「福島・『津島』はなぜ闘うのか」―。こんな集いが3日、東京都内で開かれました。東京電力福島第1原発事故発生後、現地を取材し、記録し続ける3人のジャーナリストが報告。参加者と交流しました。主催は「土井敏邦 パレスチナ・記録の会」です。(徳永慎二)
怒りかなしみ発信
3人は野田雅也さん、森住卓(たかし)さん、土井敏邦さん。自ら制作したドキュメンタリー映画、写真集を紹介しながら、原発事故を「なかったことにさせない」決意を話しました。ふるさとを返せと立ち上がった福島県浪江町津島の人たちの怒り、悲しみ、悔しさを作品を通して発信してきた、とりくみを語りました。
「ふるさと津島を映像で残す会」が制作したドキュメンタリー映画を撮影・監督した野田さんは、1年かけて560の家屋をドローンで空撮。「静かで音のない津島最後の風景」などの映像を紹介しました。ナレーターは「100年後の子孫にこの物語を送ります」と結びました。
森住さんは、カザフスタンのセミパラチンスク核実験場など世界の核実験被害者を取材してきました。「核被害は被ばくだけでなく、ふるさとそのものを奪ってしまうことを、福島の取材を通して感じた」といいます。放射能の危険性を可視化した、植物やカエルの映像などを紹介しました。
長くパレスチナ・イスラエルを取材してきた土井さんは「原発事故に遭遇した人々の証言集『チェルノブイリの祈り』に衝撃を受けた。人のことばを丹念に記録している。心を打つ」と話し、インタビューした津島原発訴訟の原告24人のうち、2人を紹介しました。
貧乏でも楽しさが
1人は須藤カナさん(70)。離婚後3人の子どもを育てました。「コメもない、金もない。子どもを道連れに死のうと思ったこともあった。娘に“ご飯食べられなくてもがまんするから”といわれて踏みとどまった」
力仕事もして、真っ黒になって働きました。「津島の人はあったかいんだよ」と須藤さん。子どもたちに“母ちゃんは帰りが遅いから、ご飯食ってけ”といってくれたり、コメやみそが入った袋を玄関においてくれたり。「貧乏だったけど、おれはここで生きてるという楽しさがあった。それを原発事故でばらばらにされた。その悔しさは言葉では表せない」
「返してくれ」叫び
もう1人は、馬場績(いさお)さん(77)。馬場さんは浪江町の元日本共産党町議でした。

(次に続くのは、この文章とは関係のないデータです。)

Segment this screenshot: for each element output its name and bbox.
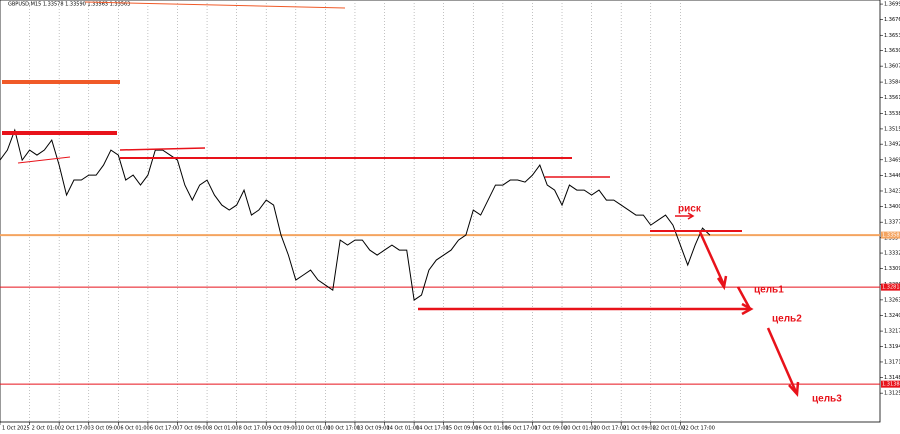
- y-tick-label: 1.35840: [884, 80, 900, 86]
- x-tick-label: 9 Oct 09:00: [268, 426, 297, 432]
- y-tick-label: 1.36530: [884, 33, 900, 39]
- x-tick-label: 20 Oct 01:00: [564, 426, 597, 432]
- x-tick-label: 21 Oct 09:00: [623, 426, 656, 432]
- annotation: цель3: [812, 394, 842, 405]
- chart-title: GBPUSD,M15 1.33578 1.33590 1.33563 1.335…: [8, 2, 130, 8]
- level-label: 1.31388: [882, 382, 900, 388]
- arrow: [766, 327, 798, 393]
- x-tick-label: 3 Oct 09:00: [91, 426, 120, 432]
- y-tick-label: 1.31255: [884, 391, 900, 397]
- x-tick-label: 13 Oct 09:00: [357, 426, 390, 432]
- x-tick-label: 8 Oct 17:00: [239, 426, 268, 432]
- x-tick-label: 6 Oct 01:00: [120, 426, 149, 432]
- y-tick-label: 1.36760: [884, 17, 900, 23]
- y-tick-label: 1.34925: [884, 142, 900, 148]
- arrows: [418, 212, 800, 398]
- x-tick-label: 2 Oct 01:00: [32, 426, 61, 432]
- annotations-shapes: [2, 1, 800, 398]
- y-tick-label: 1.33090: [884, 266, 900, 272]
- y-tick-label: 1.34465: [884, 173, 900, 179]
- x-tick-label: 6 Oct 17:00: [150, 426, 179, 432]
- x-tick-label: 14 Oct 01:00: [387, 426, 420, 432]
- y-tick-label: 1.34695: [884, 157, 900, 163]
- x-tick-label: 20 Oct 17:00: [594, 426, 627, 432]
- arrow-head: [741, 302, 754, 316]
- level-tag: [881, 231, 900, 239]
- series: [0, 128, 711, 301]
- level-label: 1.33585: [882, 233, 900, 239]
- y-tick-label: 1.36075: [884, 64, 900, 70]
- x-tick-label: 10 Oct 17:00: [327, 426, 360, 432]
- levels: [0, 234, 880, 385]
- y-tick-label: 1.35610: [884, 95, 900, 101]
- y-tick-label: 1.31485: [884, 375, 900, 381]
- annotation: цель1: [754, 285, 784, 296]
- arrow-head: [687, 212, 695, 220]
- y-tick-label: 1.35150: [884, 126, 900, 132]
- x-tick-label: 8 Oct 01:00: [209, 426, 238, 432]
- y-tick-label: 1.35380: [884, 111, 900, 117]
- y-tick-label: 1.33320: [884, 251, 900, 257]
- level-tag: [881, 283, 900, 291]
- y-tick-label: 1.32400: [884, 313, 900, 319]
- y-tick-label: 1.36990: [884, 2, 900, 8]
- x-tick-label: 7 Oct 09:00: [179, 426, 208, 432]
- arrow: [698, 231, 726, 286]
- x-tick-label: 16 Oct 01:00: [475, 426, 508, 432]
- x-tick-label: 17 Oct 09:00: [534, 426, 567, 432]
- level-label: 1.32818: [882, 285, 900, 291]
- plot-frame: [0, 0, 881, 423]
- x-tick-label: 22 Oct 17:00: [682, 426, 715, 432]
- price-line: [0, 128, 711, 301]
- x-tick-label: 22 Oct 01:00: [653, 426, 686, 432]
- x-tick-label: 16 Oct 17:00: [505, 426, 538, 432]
- y-tick-label: 1.32630: [884, 297, 900, 303]
- x-tick-label: 2 Oct 17:00: [61, 426, 90, 432]
- trend-line: [84, 1, 346, 9]
- x-tick-label: 1 Oct 2025: [2, 426, 30, 432]
- x-tick-label: 15 Oct 09:00: [446, 426, 479, 432]
- y-tick-label: 1.34235: [884, 188, 900, 194]
- annotation: цель2: [772, 314, 802, 325]
- arrow: [736, 286, 752, 310]
- x-tick-label: 14 Oct 17:00: [416, 426, 449, 432]
- y-tick-label: 1.34005: [884, 204, 900, 210]
- grid: [29, 0, 681, 422]
- trend-line: [17, 156, 71, 164]
- y-tick-label: 1.33775: [884, 220, 900, 226]
- annotation: риск: [678, 204, 702, 215]
- arrow-head: [788, 381, 800, 398]
- level-line: [119, 147, 206, 151]
- arrow-head: [716, 275, 728, 291]
- y-tick-label: 1.31945: [884, 344, 900, 350]
- x-tick-label: 10 Oct 01:00: [298, 426, 331, 432]
- level-tag: [881, 380, 900, 388]
- y-tick-label: 1.31715: [884, 359, 900, 365]
- y-tick-label: 1.32170: [884, 329, 900, 335]
- y-tick-label: 1.36305: [884, 48, 900, 54]
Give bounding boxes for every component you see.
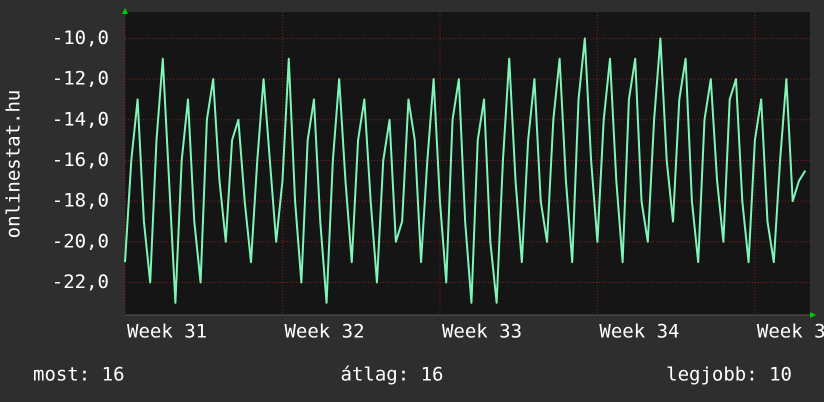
footer-best: legjobb: 10 — [666, 364, 792, 386]
y-tick-label: -22,0 — [52, 271, 109, 293]
y-tick-label: -18,0 — [52, 190, 109, 212]
y-tick-label: -20,0 — [52, 230, 109, 252]
y-axis-label: onlinestat.hu — [3, 90, 25, 239]
footer-average: átlag: 16 — [341, 364, 444, 386]
y-axis-arrow — [122, 8, 128, 14]
footer-current: most: 16 — [33, 364, 125, 386]
y-tick-label: -10,0 — [52, 27, 109, 49]
y-tick-label: -14,0 — [52, 108, 109, 130]
data-line — [124, 37, 807, 304]
x-tick-label: Week 35 — [757, 321, 824, 343]
y-tick-label: -16,0 — [52, 149, 109, 171]
plot-area — [125, 12, 810, 315]
x-tick-label: Week 33 — [442, 321, 522, 343]
y-tick-label: -12,0 — [52, 68, 109, 90]
x-tick-label: Week 32 — [284, 321, 364, 343]
x-tick-label: Week 34 — [599, 321, 679, 343]
x-axis-arrow — [810, 312, 816, 318]
x-tick-label: Week 31 — [127, 321, 207, 343]
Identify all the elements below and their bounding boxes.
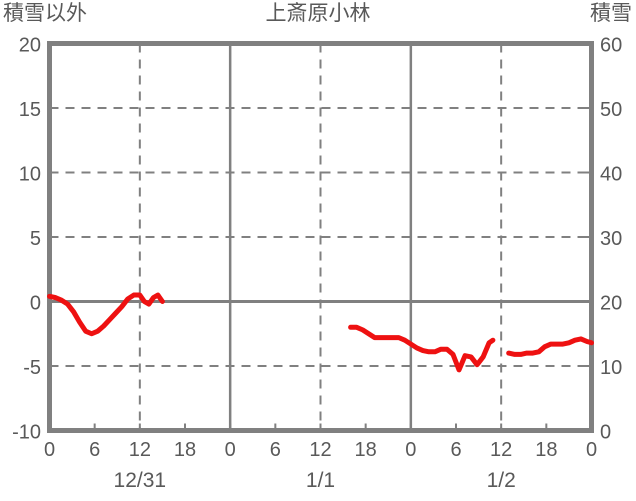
series-line — [348, 324, 496, 373]
x-axis-tick-label: 12 — [309, 439, 331, 461]
y2-axis-tick-label: 10 — [600, 357, 622, 379]
y-axis-tick-label: 5 — [30, 228, 41, 250]
x-axis-tick-label: 0 — [586, 439, 597, 461]
series-line — [47, 292, 165, 337]
y-axis-tick-label: 10 — [19, 164, 41, 186]
right-axis-title: 積雪 — [590, 2, 632, 25]
x-axis-tick-label: 6 — [89, 439, 100, 461]
x-axis-tick-label: 18 — [355, 439, 377, 461]
x-axis-day-label: 1/1 — [306, 469, 335, 492]
y2-axis-tick-label: 60 — [600, 35, 622, 57]
x-axis-tick-label: 0 — [44, 439, 55, 461]
y-axis-tick-label: -5 — [23, 357, 41, 379]
y2-axis-tick-label: 40 — [600, 164, 622, 186]
x-axis-tick-label: 12 — [490, 439, 512, 461]
y2-axis-tick-label: 30 — [600, 228, 622, 250]
y-axis-tick-label: 15 — [19, 99, 41, 121]
x-axis-tick-label: 18 — [535, 439, 557, 461]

「戦後の開拓農家の苦労を抜きに『津島』は語れない。がんばって光が見え始めた矢先の原発事故だった」といいます。「原発事故は、人生を奪い、どんな地域づくりをするのか、創造を奪った。子どもたちに将来を語れなくなった」
ふるさとについて馬場さんは「生きる根源であり、生活を築き、命をつないできた土台」だといいます。「山の水、春、田んぼで鳴くカエルの声、山菜やキノコ、私たちの命をつくってきたのがふるさと。それを返してくれというのは当然の叫びです」
子らの笑い取り戻す 原告が支援よびかけ
報告会では、「ふるさとを返せ 津島原発訴訟」の原告団長・今野秀則さんが、講演しました。
今野さんは「津島地区には人間の営みがあり、生きがいを感じて生きる場があった」と話します。「なぜ闘うのか。津島には私の存在のすべてがあり、地域の人々とのつながりがあった。それが奪われたまま、“はいそうですか”というわけにはいかない」と訴訟への決意をのべました。
壇上に原告の11人が並び、発言しました。ある女性は「ジャーナリストの方がこういう場を設けてくれたのには深い意味があると思う。国民だけが泣く社会は許されない。子どもたちが笑って暮らせる社会をつくらなければならない」と支援をよびかけました。